Quando a moda era pegar filmes em videoclubes, a maioria com acervo pirata, chegou lá em casa, sem legenda, uma fita do filme Sgt. Pepper’s Lonely Hearts Club Band, de 1978, dirigido por Michael Schultz, que tem como maior obra do currículo o esquecível Car Wash. Reza a lenda que os ex-Beatles foram convidados para atuar no filme. Na falta dos originais, chamaram Peter Frampton (Billy  Shears) e os Bee Gees (the Hendersons) para formarem o quarteto.

O filme é um musical baseado, principalmente, nas canções dos álbuns Sgt. Pepper’s Lonely Hearts Club Band e Abbey Road, com o reforço de The long and winding road e Get back, do Let It Be, e ainda Nowhere Man e Got to get into my life.

A história é a mais Sessão da Tarde possível, que atualmente poderia estrelar uma série do Disney Channel. A direção, em todos os sentidos, leva o termo Kitsch a significados inimagináveis. As atuações, caricatas (justiça seja feita, propositadamente). A crítica, obviamente, considerou um dos piores filmes jamais feito.
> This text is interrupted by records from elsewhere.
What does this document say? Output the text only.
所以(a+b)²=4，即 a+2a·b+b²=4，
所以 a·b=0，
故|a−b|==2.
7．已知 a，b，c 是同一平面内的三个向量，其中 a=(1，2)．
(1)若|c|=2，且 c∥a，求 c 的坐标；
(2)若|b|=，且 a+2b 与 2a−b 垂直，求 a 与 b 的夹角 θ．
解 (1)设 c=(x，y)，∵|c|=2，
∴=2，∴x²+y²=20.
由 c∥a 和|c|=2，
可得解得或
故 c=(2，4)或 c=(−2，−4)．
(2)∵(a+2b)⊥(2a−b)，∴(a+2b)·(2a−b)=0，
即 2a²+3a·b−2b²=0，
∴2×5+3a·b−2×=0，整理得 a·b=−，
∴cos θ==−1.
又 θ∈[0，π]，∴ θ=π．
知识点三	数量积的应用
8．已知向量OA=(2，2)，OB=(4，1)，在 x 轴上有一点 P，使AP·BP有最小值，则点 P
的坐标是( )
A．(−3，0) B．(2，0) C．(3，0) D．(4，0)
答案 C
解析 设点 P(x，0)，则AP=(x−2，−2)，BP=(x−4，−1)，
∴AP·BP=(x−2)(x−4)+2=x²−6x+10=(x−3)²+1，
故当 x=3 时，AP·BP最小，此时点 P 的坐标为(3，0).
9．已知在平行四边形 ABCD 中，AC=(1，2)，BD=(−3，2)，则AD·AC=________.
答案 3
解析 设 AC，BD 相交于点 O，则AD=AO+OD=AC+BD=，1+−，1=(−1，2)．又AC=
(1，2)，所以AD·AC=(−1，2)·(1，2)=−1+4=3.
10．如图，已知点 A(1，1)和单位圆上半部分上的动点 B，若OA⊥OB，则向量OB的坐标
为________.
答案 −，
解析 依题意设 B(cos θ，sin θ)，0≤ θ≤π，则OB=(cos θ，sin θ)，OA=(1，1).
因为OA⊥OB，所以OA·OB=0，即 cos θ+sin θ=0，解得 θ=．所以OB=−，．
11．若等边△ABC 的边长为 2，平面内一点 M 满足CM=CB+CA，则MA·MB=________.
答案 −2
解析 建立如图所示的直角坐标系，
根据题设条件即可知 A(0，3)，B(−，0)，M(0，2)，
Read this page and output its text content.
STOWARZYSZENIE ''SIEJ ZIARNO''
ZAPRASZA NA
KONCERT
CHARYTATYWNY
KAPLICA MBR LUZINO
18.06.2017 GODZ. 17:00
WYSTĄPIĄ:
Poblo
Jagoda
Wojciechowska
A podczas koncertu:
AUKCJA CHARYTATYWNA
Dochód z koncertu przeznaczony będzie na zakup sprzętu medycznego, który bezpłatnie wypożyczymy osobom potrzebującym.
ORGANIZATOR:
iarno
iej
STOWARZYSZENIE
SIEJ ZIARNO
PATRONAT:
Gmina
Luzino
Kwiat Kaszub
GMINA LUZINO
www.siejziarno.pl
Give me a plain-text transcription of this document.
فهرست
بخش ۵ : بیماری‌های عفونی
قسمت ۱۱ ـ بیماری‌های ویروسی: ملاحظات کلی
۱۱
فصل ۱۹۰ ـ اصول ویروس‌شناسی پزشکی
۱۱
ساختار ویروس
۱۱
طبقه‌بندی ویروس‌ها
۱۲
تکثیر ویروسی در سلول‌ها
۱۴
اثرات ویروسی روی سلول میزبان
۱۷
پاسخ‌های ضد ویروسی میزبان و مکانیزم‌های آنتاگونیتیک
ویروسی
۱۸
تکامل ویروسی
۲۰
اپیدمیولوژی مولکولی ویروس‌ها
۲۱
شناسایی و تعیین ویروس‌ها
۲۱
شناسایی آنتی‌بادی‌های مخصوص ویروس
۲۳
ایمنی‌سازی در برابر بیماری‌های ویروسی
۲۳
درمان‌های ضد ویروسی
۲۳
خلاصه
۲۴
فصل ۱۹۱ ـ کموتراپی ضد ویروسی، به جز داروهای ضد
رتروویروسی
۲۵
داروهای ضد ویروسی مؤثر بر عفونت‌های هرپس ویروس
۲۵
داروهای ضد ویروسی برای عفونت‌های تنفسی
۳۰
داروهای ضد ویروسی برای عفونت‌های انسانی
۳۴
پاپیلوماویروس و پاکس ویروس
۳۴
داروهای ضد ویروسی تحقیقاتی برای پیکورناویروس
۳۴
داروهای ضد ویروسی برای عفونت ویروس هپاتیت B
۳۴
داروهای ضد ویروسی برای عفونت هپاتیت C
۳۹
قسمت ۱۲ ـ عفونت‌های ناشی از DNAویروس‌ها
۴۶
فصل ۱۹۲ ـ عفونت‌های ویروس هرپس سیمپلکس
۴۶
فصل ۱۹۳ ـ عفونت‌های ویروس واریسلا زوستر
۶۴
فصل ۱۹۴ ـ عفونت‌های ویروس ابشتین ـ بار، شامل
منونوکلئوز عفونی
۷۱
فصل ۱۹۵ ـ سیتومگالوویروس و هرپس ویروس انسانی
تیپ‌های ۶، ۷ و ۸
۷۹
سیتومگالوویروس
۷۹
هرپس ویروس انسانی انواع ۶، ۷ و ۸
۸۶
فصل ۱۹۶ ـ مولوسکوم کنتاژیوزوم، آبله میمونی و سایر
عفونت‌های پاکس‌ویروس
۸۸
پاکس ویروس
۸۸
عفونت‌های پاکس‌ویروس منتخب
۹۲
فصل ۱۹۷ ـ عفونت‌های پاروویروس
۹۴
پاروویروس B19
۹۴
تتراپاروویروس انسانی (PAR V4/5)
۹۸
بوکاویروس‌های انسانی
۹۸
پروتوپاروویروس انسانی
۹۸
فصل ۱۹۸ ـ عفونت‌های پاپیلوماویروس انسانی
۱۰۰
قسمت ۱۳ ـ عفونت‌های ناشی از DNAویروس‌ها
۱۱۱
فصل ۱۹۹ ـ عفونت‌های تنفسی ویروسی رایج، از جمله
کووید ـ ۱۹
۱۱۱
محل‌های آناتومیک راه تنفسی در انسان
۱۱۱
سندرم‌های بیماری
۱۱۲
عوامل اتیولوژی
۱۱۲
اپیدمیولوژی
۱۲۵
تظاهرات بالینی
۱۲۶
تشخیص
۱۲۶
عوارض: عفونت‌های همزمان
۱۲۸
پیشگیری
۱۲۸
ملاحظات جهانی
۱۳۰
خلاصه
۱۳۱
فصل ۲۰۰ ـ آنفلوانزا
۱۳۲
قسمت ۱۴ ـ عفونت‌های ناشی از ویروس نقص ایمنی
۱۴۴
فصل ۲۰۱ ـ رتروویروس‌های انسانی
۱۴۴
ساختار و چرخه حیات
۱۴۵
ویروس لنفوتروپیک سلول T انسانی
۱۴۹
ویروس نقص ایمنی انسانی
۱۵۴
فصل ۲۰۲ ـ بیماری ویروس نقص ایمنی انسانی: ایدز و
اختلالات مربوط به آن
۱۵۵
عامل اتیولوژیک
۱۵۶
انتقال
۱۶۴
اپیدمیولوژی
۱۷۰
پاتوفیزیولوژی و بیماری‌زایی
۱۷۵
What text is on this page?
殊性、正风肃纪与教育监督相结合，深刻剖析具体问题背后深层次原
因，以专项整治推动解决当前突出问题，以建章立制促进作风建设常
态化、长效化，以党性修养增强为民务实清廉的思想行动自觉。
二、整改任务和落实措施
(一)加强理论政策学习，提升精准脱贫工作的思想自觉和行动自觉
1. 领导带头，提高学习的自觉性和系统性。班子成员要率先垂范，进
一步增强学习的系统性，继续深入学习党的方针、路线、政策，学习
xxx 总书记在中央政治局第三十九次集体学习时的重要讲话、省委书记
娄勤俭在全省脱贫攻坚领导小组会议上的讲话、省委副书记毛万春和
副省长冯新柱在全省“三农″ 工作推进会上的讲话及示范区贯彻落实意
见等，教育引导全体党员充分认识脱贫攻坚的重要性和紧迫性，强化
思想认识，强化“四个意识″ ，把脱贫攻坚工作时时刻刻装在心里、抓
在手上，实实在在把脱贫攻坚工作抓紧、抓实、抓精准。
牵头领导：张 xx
O elenco conta com o grande George Burns como Mr. Kite, Steve Martin no papel de Dr. Maxwell, e ainda Donald Pleasence, Aerosmith, Alice Cooper, Earth Wind & Fire, Billy Preston, Paul Nicholas e grande elenco interpretando personagens como Lucy, Mr. Mustard e Strawberry Fields.

Por alguma dessas inexplicáveis coisas que acontecem na vida da gente, o filme se tornou um mega hit lá em casa. Minha mãe simplesmente adorou! Meu irmão comprou o a trilha sonora!!! Diga-se em minha defesa, que nos anos 80 o material sobre os Beatles andavam escasso no mercado. Nem os filmes passavam no cinema ou na TV. Como eu ainda não havia comprado o Sgt. Pepper’s e Abbey Road, todas as músicas desses dois álbuns que não estão no álbum azul, eu escutei pela primeira vez neste filme. Lembro de ter estranhado muitíssimo a versão de Paul de Oh, Darling, e preferido a de Robin Gibb. Na verdade, concordo com John Lennon quando diz que a canção se adéqua mais à voz dele.

Pra ser justo, alguma versões são bem interessantes, como a da banda (Peter Frampton + Bee Gees) cantando Getting Better, A day in the life, The long and winding road, Golden Slumers/Carry that weight, Good morning good morning, de Billy Preston cantando Get Back, e Aerosmith em Come Together. Até mesmo a inexpressiva Sandy Farina não faz feio em Here comes the sun.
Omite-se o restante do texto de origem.